We've been in our place just over a week. No Telkom (internet or phone line) yet, but otherwise we're making slow progress on our house every day. After a lot of plastering (and babysitting by my parents) one wall in the kitchen is almost done! It's Firecracker Red 6.
We seem to go to the supermarket just about every day. Maybe a bar fridge wasn't such a genius idea. Or maybe it was, if I could only stop myself from buying chocolate. Today Noah got two trips on his little seat on my bike, and unlike on the car seat (when he cries about going in) this time he cried (limbs prostrate, pounding the floor with his little hands) when I dared stop biking. It was 35C (a million degrees F). I had to stop. I was surprised to discover that babies fall asleep on bikes. Noah seemed way, way too excited. Until he wasn't, and was totally asleep.
I bake sourdough bread, plan meals, sweep almost constantly (Noah has a sandpit) hang with Noah, and occasionally study or work. I'm officially part of the IN crowd after paying R50 for a key to Station Rd. playground.
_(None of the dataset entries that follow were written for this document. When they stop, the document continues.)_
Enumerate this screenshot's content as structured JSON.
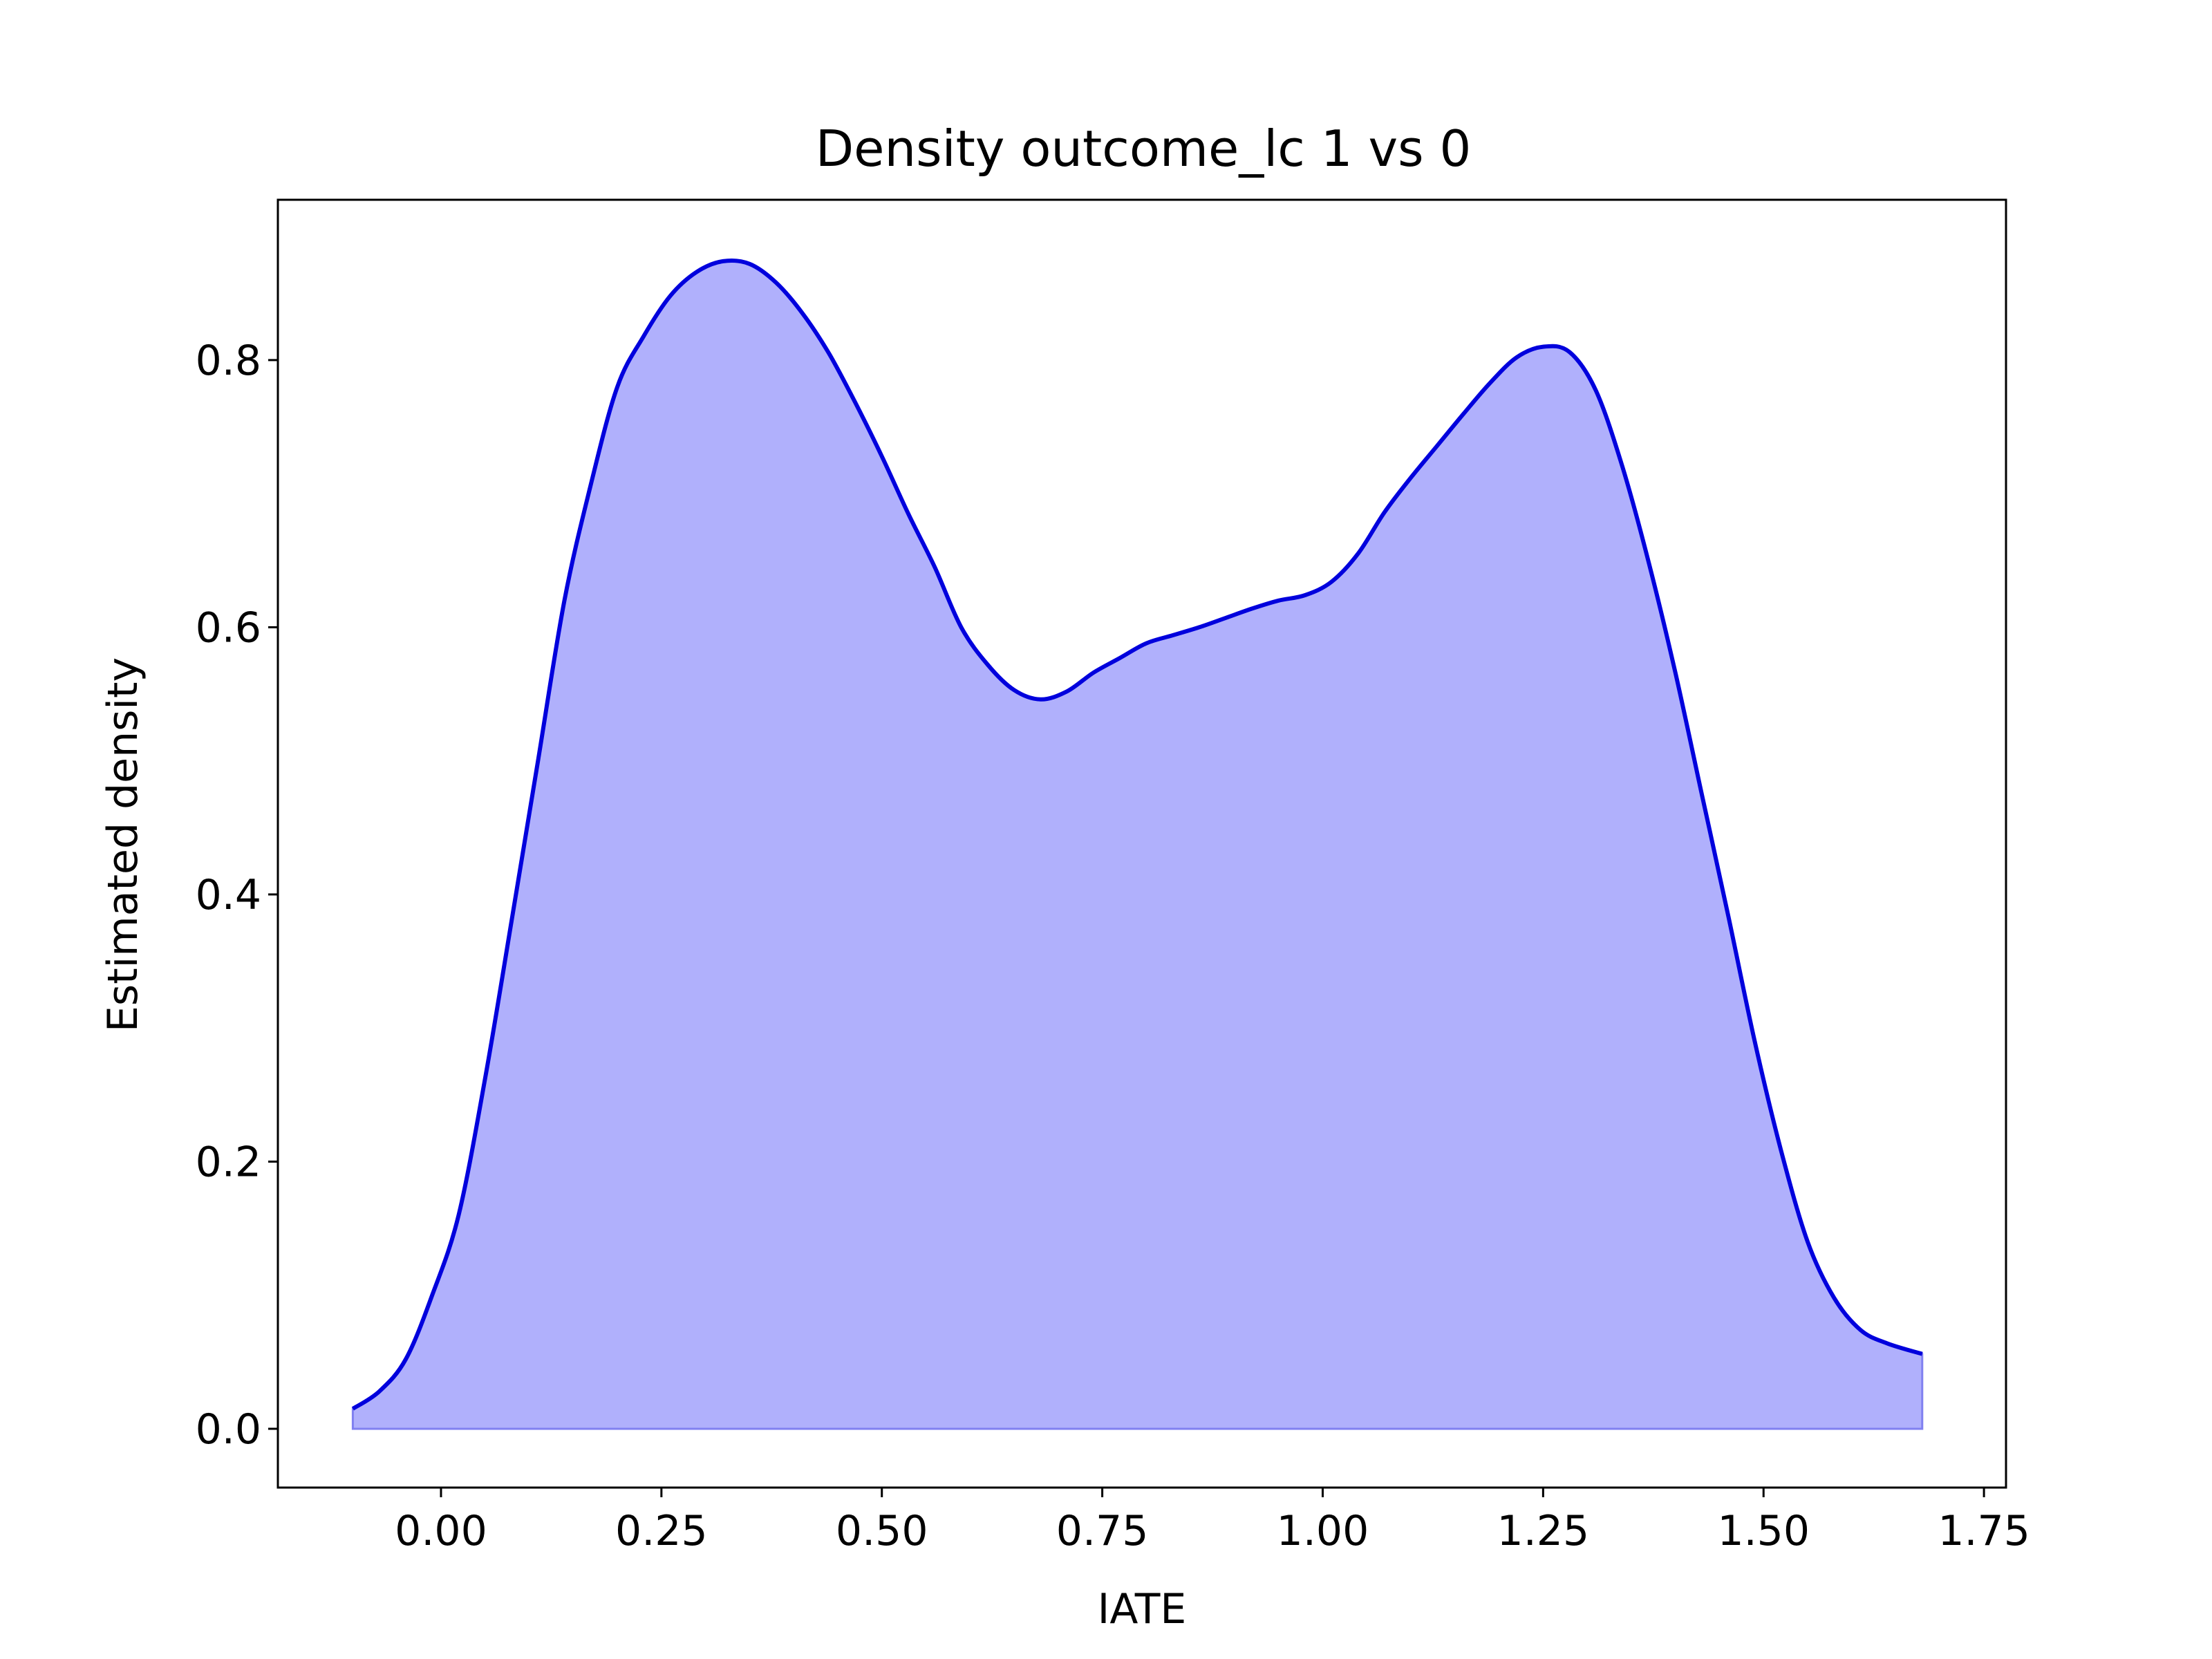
{
  "chart_data": {
    "type": "area",
    "title": "Density outcome_lc 1 vs 0",
    "xlabel": "IATE",
    "ylabel": "Estimated density",
    "xlim": [
      -0.185,
      1.775
    ],
    "ylim": [
      -0.044,
      0.92
    ],
    "xticks": [
      0.0,
      0.25,
      0.5,
      0.75,
      1.0,
      1.25,
      1.5,
      1.75
    ],
    "xtick_labels": [
      "0.00",
      "0.25",
      "0.50",
      "0.75",
      "1.00",
      "1.25",
      "1.50",
      "1.75"
    ],
    "yticks": [
      0.0,
      0.2,
      0.4,
      0.6,
      0.8
    ],
    "ytick_labels": [
      "0.0",
      "0.2",
      "0.4",
      "0.6",
      "0.8"
    ],
    "grid": false,
    "line_color": "#0000dd",
    "fill_color": "#b0b0fc",
    "series": [
      {
        "x": [
          -0.1,
          -0.07,
          -0.04,
          -0.01,
          0.02,
          0.05,
          0.08,
          0.11,
          0.14,
          0.17,
          0.2,
          0.23,
          0.26,
          0.29,
          0.32,
          0.35,
          0.38,
          0.41,
          0.44,
          0.47,
          0.5,
          0.53,
          0.56,
          0.59,
          0.62,
          0.65,
          0.68,
          0.71,
          0.74,
          0.77,
          0.8,
          0.83,
          0.86,
          0.89,
          0.92,
          0.95,
          0.98,
          1.01,
          1.04,
          1.07,
          1.1,
          1.13,
          1.16,
          1.19,
          1.22,
          1.25,
          1.28,
          1.31,
          1.34,
          1.37,
          1.4,
          1.43,
          1.46,
          1.49,
          1.52,
          1.55,
          1.58,
          1.61,
          1.64,
          1.68
        ],
        "y": [
          0.015,
          0.028,
          0.052,
          0.1,
          0.16,
          0.262,
          0.38,
          0.5,
          0.62,
          0.707,
          0.78,
          0.818,
          0.848,
          0.866,
          0.874,
          0.872,
          0.858,
          0.835,
          0.805,
          0.768,
          0.728,
          0.685,
          0.645,
          0.6,
          0.572,
          0.553,
          0.546,
          0.552,
          0.566,
          0.577,
          0.588,
          0.594,
          0.6,
          0.607,
          0.614,
          0.62,
          0.624,
          0.634,
          0.655,
          0.686,
          0.712,
          0.736,
          0.76,
          0.783,
          0.802,
          0.81,
          0.806,
          0.777,
          0.72,
          0.648,
          0.566,
          0.475,
          0.384,
          0.29,
          0.208,
          0.14,
          0.098,
          0.074,
          0.064,
          0.056
        ]
      }
    ]
  }
}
I remember before we moved, and even once we'd been in Plumstead a couple of days, I was very much into the idea of getting people's leftovers- stuff they didn't want, and so on.
In Boston, this would be totally socially acceptable and we'd get to meet our neighbors, enjoy a little grace, and avoid creating an entirely new waste stream by starting over new. Freecycle Watertown often posts couches, beds, washers, microwaves, and other household items. We once couldn't get anyone to take our fairly nice love seat. Here in Cape Town, a broken fridge will be gone within minutes on Freecycle. Which is not to say there isn't extraordinary wealth floating around.
Then we arrived in Observatory. Every day between three and eight people stop by asking for food, clothing, plastic bottles, or money. Suddenly asking our neighbors for stuff became ridiculous- we immediately were amongst the people being asked because we have money and a house. So I felt a bit naive. But I'm learning.
On learning hospitality, we've already had people over and met several of our neighbors. We still only have one chair, but those who have visited have been gracious.